Saffron milk cap (Lactarius deliciosus)
Also known as a pine ring and as its other name suggests, it often occurs under pine trees, among pine needles. It has a bright orange or yellow cap and a milky white stem that exudes a yellowish liquid when cut, making it an easy mushroom for beginners to identify.
They are great in pasta and, thanks to their strong taste, they also complement meat dishes with pork and cheeses such as Brie.
This variety is also great for pickling, where they can be served as a condiment or to add a tangy flavour to salads
Common characteristics of a Saffron Milk Cap are:
- Cap: The cap of a saffron milk cap mushroom is usually between 5-15 cm in diameter and is convex when young before becoming flat or slightly depressed with age. It is typically bright orange or yellow in colour and may have a slightly sticky or slimy texture when wet.
- Gills: The underside of the cap features thin, widely spaced gills that are a bright orange colour and exude a milky white or yellowish liquid when cut.

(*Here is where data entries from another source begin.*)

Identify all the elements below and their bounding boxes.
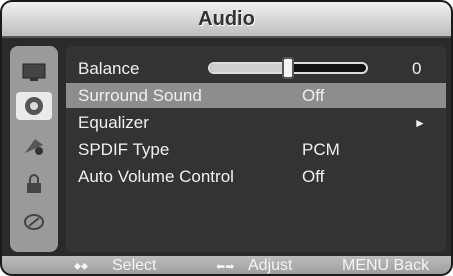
equalizer-row[interactable]: Equalizer ►	[66, 110, 446, 135]
title-bar: Audio	[2, 2, 451, 38]
spdif-type-label: SPDIF Type	[78, 139, 170, 159]
input-icon[interactable]	[16, 208, 52, 236]
surround-sound-label: Surround Sound	[78, 85, 202, 105]
lock-icon[interactable]	[16, 170, 52, 198]
auto-volume-control-row[interactable]: Auto Volume Control Off	[66, 164, 446, 189]
surround-sound-value: Off	[302, 85, 325, 105]
audio-menu-window: Audio Balance 0 Surround Sound Off Equal…	[0, 0, 453, 276]
footer-hint-bar: ⬥⬥ Select ⬅➡ Adjust MENU Back	[2, 256, 451, 274]
menu-title: Audio	[198, 7, 255, 30]
chevron-right-icon: ►	[414, 115, 426, 130]
balance-label: Balance	[78, 58, 140, 78]
audio-icon[interactable]	[16, 92, 52, 120]
menu-list: Balance 0 Surround Sound Off Equalizer ►…	[66, 46, 446, 252]
select-arrows-icon: ⬥⬥	[74, 260, 88, 272]
category-sidebar	[10, 46, 58, 252]
auto-volume-control-label: Auto Volume Control	[78, 166, 234, 186]
balance-slider-knob[interactable]	[282, 57, 294, 79]
menu-back-hint: MENU Back	[342, 257, 430, 274]
spdif-type-row[interactable]: SPDIF Type PCM	[66, 137, 446, 162]
spdif-type-value: PCM	[302, 139, 340, 159]
adjust-hint: Adjust	[248, 257, 293, 274]
auto-volume-control-value: Off	[302, 166, 325, 186]
settings-icon[interactable]	[16, 132, 52, 160]
adjust-arrows-icon: ⬅➡	[216, 260, 235, 273]
surround-sound-row[interactable]: Surround Sound Off	[66, 83, 446, 108]
picture-icon[interactable]	[16, 58, 52, 86]
balance-row[interactable]: Balance 0	[66, 56, 446, 81]
equalizer-label: Equalizer	[78, 112, 149, 132]
balance-slider-fill	[210, 64, 288, 72]
select-hint: Select	[112, 257, 157, 274]
balance-value: 0	[412, 58, 422, 78]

- Stem: The stem of a saffron milk cap mushroom is usually between 3-10 cm long and 1-2.5 cm thick, and it is usually a similar colour to the cap. It is often slightly tapered towards the base and may have a slightly velvety or hairy texture.
- Spore print: The spores of a saffron milk cap mushroom are light cream or yellowish in colour.
Slippery Jack
This mushroom may not be the most appealing with its distinctive slimy cap, ranging from brown to reddish brown, and a stem covered in scales.

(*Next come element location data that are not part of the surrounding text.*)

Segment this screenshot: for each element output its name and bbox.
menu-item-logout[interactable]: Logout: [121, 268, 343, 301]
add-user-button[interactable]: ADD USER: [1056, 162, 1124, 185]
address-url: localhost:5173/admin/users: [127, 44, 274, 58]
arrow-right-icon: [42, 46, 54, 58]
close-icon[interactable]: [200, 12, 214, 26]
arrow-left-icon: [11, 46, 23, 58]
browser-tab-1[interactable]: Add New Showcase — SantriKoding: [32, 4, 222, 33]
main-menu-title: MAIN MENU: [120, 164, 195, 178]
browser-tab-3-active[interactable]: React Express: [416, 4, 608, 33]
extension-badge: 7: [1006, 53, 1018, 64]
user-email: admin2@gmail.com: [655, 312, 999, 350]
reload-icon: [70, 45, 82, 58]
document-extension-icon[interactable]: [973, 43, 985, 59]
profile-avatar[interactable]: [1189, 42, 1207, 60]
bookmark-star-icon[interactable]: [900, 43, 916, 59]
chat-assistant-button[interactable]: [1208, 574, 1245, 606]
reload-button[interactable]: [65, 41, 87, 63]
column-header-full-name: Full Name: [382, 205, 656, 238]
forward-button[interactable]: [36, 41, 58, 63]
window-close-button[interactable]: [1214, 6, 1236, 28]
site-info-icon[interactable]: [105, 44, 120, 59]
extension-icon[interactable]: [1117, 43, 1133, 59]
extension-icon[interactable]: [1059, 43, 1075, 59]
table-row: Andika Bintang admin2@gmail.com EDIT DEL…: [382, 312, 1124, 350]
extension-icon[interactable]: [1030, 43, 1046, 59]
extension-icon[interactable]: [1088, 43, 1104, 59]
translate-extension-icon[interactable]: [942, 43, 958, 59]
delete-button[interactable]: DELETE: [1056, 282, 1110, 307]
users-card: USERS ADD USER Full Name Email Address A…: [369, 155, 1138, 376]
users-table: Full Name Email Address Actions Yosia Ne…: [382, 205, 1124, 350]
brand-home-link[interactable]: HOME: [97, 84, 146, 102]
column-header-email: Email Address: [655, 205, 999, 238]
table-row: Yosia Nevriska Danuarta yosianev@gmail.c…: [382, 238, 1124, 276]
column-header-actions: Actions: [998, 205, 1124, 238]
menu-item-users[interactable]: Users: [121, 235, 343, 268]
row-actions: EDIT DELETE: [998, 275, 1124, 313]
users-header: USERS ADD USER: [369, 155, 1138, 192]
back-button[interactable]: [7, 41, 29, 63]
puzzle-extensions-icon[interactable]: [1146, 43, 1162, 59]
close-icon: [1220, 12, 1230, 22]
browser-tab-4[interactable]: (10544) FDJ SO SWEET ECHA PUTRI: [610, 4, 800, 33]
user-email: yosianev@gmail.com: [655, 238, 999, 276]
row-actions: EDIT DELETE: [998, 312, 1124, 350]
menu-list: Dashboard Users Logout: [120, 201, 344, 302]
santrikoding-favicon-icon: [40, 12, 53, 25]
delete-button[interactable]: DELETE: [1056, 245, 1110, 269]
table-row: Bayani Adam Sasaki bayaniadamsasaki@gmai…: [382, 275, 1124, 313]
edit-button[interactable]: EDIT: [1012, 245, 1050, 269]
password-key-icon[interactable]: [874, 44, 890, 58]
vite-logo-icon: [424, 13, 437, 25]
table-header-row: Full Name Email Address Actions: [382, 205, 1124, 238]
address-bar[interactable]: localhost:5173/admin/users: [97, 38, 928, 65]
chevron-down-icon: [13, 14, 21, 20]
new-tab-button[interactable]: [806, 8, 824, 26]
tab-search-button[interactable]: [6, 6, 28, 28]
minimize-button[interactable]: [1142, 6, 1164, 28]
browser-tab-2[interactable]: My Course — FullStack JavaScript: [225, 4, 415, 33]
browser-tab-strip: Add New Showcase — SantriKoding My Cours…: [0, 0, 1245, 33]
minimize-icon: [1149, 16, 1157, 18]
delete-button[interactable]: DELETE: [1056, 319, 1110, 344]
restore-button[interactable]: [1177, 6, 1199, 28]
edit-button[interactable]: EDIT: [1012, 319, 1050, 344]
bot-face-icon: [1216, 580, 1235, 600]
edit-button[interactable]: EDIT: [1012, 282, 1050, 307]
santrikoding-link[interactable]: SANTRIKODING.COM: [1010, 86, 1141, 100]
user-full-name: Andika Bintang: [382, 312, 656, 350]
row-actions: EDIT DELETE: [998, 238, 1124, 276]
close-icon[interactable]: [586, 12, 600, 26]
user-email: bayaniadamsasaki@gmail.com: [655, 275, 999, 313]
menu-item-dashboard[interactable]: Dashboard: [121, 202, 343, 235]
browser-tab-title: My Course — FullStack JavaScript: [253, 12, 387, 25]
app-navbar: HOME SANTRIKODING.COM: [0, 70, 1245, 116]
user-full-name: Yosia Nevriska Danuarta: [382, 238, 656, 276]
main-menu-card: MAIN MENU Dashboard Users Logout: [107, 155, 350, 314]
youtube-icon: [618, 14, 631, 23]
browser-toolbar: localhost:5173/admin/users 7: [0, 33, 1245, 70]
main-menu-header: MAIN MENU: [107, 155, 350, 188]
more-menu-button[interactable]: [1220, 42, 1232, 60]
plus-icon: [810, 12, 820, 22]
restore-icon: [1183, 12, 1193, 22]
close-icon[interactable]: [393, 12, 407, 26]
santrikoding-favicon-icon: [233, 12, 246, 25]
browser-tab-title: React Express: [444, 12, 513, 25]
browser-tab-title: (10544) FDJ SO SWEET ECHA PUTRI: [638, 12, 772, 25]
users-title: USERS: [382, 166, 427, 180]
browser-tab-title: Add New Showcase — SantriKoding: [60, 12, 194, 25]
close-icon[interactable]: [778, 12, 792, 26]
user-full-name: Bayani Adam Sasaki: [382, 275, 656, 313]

It is important to remove the slimy cap before cooking it, as this is not digestible. Slippery Jacks can be sauteed in olive oil or butter but are also great in a cabbage soup or creamy sauce.
The features to look out for when identifying slippery jacks are:
- Cap: The cap of a Slippery Jack mushroom is usually between 5-15 cm in diameter and is slimy or sticky to the touch. It can be yellow-brown to reddish-brown in colour and has a slightly convex shape that becomes more flattened with age.
- Gills: Slippery Jack mushrooms do not have true gills. Instead, they have pores underneath the cap that are initially covered with a thin white membrane. The pores are small and yellow, and when the membrane breaks, they exude a yellowish liquid.
- Stem: The stem of a Slippery Jack mushroom is usually between 5-12 cm long and 1-2.5 cm thick. It is covered with a network of small scales and is usually a similar colour to the cap.
- Spore print: The spores of a slippery jack mushroom are yellow-brown in colour.
If you don’t know anyone with experience in identifying mushrooms, experienced foragers offer guided tours through forests, as well as advice on how to cook them.
Popular foraging tours include Veld & Sea and Delheim Wine Estate, where experienced foragers take you through the woods.
Get foraging, and remember to be cautious.